Помолилась на ночь перед иконкой в медном окладе с малиновым теплым огоньком лампады — о здравии сына, о его скором возвращении домой. Помянула родителей, родственников, покойника мужа, пожелав им всем оказаться в небесном царстве, где нет болезней, печалей и в садах по тропинкам гуляют белокрылые ангелы. Медленно разделась, облачаясь в ночную рубаху. Видя сквозь сонные ресницы, как светится малиновая ягодка лампады, быстро заснула.
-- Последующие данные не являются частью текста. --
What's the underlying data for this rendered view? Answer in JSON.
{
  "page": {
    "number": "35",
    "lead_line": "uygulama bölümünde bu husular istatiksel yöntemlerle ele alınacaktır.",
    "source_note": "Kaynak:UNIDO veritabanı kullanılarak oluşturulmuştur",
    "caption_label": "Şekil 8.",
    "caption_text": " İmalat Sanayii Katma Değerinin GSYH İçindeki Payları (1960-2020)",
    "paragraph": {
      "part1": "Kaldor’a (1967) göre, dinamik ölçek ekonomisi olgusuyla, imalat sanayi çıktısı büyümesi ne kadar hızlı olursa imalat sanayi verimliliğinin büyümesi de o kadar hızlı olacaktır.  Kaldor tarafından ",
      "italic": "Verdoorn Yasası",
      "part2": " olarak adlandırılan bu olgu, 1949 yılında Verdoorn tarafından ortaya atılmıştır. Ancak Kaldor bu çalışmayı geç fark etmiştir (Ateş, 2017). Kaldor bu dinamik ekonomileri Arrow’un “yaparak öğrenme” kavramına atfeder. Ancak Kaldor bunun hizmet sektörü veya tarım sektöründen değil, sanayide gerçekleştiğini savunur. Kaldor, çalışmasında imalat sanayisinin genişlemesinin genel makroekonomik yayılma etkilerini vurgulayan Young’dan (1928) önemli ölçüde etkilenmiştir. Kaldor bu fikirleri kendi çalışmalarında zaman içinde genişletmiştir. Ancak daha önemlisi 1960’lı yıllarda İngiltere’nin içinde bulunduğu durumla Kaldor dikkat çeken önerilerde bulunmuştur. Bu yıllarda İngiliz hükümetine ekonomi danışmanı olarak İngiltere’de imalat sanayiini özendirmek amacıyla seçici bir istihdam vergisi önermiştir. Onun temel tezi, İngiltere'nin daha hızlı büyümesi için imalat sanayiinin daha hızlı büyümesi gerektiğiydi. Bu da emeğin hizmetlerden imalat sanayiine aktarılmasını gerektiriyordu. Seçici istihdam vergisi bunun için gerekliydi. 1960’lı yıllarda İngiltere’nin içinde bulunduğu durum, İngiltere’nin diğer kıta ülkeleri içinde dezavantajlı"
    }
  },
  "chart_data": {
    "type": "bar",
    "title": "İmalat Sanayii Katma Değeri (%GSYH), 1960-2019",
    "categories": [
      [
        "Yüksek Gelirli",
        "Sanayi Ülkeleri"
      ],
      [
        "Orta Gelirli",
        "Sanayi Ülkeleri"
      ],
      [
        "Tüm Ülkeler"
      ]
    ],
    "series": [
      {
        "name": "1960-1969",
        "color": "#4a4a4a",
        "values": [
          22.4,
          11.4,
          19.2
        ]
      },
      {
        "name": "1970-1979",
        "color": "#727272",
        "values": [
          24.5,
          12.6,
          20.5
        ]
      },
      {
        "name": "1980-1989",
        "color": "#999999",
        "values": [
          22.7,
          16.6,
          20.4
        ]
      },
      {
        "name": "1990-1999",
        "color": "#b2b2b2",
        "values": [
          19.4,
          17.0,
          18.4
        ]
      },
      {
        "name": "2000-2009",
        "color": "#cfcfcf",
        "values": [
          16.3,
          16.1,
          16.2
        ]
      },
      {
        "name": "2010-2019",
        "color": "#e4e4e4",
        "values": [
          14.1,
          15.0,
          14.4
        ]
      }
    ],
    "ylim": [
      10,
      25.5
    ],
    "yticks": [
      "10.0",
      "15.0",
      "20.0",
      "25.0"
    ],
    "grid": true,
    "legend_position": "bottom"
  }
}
И приснился ей тяжкий неотступный кошмар. Будто она едет в поезде, в общем вагоне, через огромную сырую равнину с болотами, с мокрыми кустами, среди стуков и скрипов. Рядом на лавке стоит застегнутая сумка, в ней спрятана голова сына, которую она тайно везет домой, а соседи на лавках приглядываются к сумке, догадываются о ее содержимом, переговариваются между собой, указывая на сумку глазами. Ей страшно, что сумку начнут расстегивать, обнаружат голову сына, отберут, и будет ужасный скандал по поводу того, что она принесла в вагон недозволенную поклажу. Она хочет исхитриться, ускользнуть из вагона, унести с собой сумку. И как только за окном появились кирпичные стены и закопченная заводская труба и поезд стал останавливаться, она вместе с сумкой выбежала на перрон. Она оказалась в незнакомом городе, состоящем из одной-единственной улицы, уходящей в бесконечность. На улице нет домов, а одни только церкви. Двери открыты, в каждой сияют свечи, теплятся лампады, слышится пение. Ей хочется зайти в церковь, но она не знает, в какую. Проходит мимо дверей, пропуская церковь за церковью. Увидела золотой полукруглый вход, вошла. Нет народа, в пустом озаренном пространстве стоит священник, к ней спиной. Священник в золотом облачении читает книгу. Она не видит его лица, только светлые вьющиеся волосы, спадающие на плечи. Ждет, когда он обернется и ее исповедует. Он медленно оборачивается, свет заливает ей лицо, и она узнает сына, в парчовой, шитой золотом ризе, золотой епитрахили, со священной книгой в руках.

— Я ждал тебя, мама… Подойди… Я тебя исповедую…

Она приближается, встает перед ним на колени чувствует, как на голову ей ложится епитрахиль. И просыпается.